Arbitrating Discrimination Claims in Minnesota: A Bump in the Road

By: RICHARD A. ROSS

June 2000

The Minnesota Supreme Court recently ruled in Correll, D.D.S., v. Distinctive Dental Services, P.A. that the "exclusivity" provision of the Minnesota Human Rights Act (MHRA) precludes arbitration of a pending claim despite a written agreement between the parties requiring arbitration. The Supreme Court thus overruled the decision of the Minnesota Court of Appeals in the same case, which we discussed in the August 1999 issue of the Employment & Labor Law Focus.

In brief summary, Bryan Correll, a dentist, signed an employment agreement with his employer, Distinctive Dental Services, P.A. (DDS), that required any controversy or claim arising out of his employment to be settled by arbitration before the American Arbitration Association (AAA). The agreement also provided that during his employment with DDS, Correll would not compete within seven miles of its offices.

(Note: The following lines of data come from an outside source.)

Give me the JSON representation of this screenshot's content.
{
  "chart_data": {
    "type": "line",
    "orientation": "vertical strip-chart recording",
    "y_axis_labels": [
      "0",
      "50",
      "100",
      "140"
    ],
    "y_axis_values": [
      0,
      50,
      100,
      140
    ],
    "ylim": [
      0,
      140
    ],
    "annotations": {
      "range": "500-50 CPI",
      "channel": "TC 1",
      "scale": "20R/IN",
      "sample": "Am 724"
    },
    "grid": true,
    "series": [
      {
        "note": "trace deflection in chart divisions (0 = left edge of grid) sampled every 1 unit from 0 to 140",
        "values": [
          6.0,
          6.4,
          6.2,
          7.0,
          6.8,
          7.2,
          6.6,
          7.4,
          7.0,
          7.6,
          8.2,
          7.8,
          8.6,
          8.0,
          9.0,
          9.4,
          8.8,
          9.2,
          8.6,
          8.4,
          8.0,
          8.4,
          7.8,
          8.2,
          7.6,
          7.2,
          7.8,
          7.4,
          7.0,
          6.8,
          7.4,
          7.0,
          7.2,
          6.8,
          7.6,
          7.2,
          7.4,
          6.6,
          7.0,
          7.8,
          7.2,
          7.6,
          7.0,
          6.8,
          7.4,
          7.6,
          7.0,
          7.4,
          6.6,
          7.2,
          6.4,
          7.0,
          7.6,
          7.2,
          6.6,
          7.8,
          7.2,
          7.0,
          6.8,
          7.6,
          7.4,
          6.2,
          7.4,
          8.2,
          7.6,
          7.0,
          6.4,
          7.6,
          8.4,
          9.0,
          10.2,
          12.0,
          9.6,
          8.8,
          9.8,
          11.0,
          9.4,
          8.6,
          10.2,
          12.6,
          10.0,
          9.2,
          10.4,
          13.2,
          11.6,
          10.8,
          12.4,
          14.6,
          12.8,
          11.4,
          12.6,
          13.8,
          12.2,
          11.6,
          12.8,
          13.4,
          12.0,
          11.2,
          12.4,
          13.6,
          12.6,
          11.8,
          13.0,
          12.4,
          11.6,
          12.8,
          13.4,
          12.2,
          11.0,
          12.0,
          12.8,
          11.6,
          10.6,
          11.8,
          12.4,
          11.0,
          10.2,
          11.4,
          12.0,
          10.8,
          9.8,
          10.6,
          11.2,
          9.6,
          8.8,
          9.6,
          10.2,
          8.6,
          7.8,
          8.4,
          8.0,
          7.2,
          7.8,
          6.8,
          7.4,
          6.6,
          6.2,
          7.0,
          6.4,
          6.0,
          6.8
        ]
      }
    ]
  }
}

After signing the employment agreement, Correll's wife, also a dentist, joined a competing practice within seven miles of DDS's offices. DDS terminated Correll's employment, claiming a breach of his non-compete. Correll filed a marital status discrimination charge with the Minnesota Department of Human Rights (MDHR) against DDS. After a hearing was ordered before an Administrative Law Judge, DDS filed a demand for arbitration before the AAA. Correll then went into District Court and successfully brought a motion to stay arbitration, which, as noted above, the Supreme Court upheld.

In making its decision, the Supreme Court noted that the MHRA permits arbitration of claims in two situations. The first is if arbitration is begun before filing a charge or bringing a lawsuit under the statute. In this instance, the one-year limitation period for filing a charge or bringing a lawsuit does not run while the claim is being arbitrated. The employer must inform the MDHR that the claim is being arbitrated, when the arbitration commenced, and when it ended.

The second situation in which arbitration of MHRA claims is permitted is if the Commissioner of the MDHR sanctions the arbitration before the issuance of a probable cause determination. Here again, the one-year limitation period is suspended while the arbitration is proceeding.

The result of the Correll holding is that a provision in an employment agreement in which an employer and employee agree to arbitrate a MHRA claim may not be enforceable. However, the Court did provide one potential avenue by which employers may be able to require arbitration of MHRA claims pursuant to an employment agreement.

The Court noted that the employer in Correll had not claimed that its employment agreement was governed by the Federal Arbitration Act (FAA) or involved interstate commerce, a threshold requirement for application of the FAA. The inference is that the FAA may apply if an employer provides evidence that its agreement involves interstate commerce. The Court had held in another case that, if the FAA applies to an employment agreement containing an arbitration provision, it preempts the MHRA and an employee's MHRA claims will be subject to arbitration pursuant to the terms of the agreement. See Johnson v. Piper Jaffray, Inc., 530 N.W.2d 790 (Minn. 1995).

We suggest that you consult with your employment counsel regarding whether employment agreements that contain compulsory arbitration provisions need to be modified or updated in accordance with the Court's Correll decision.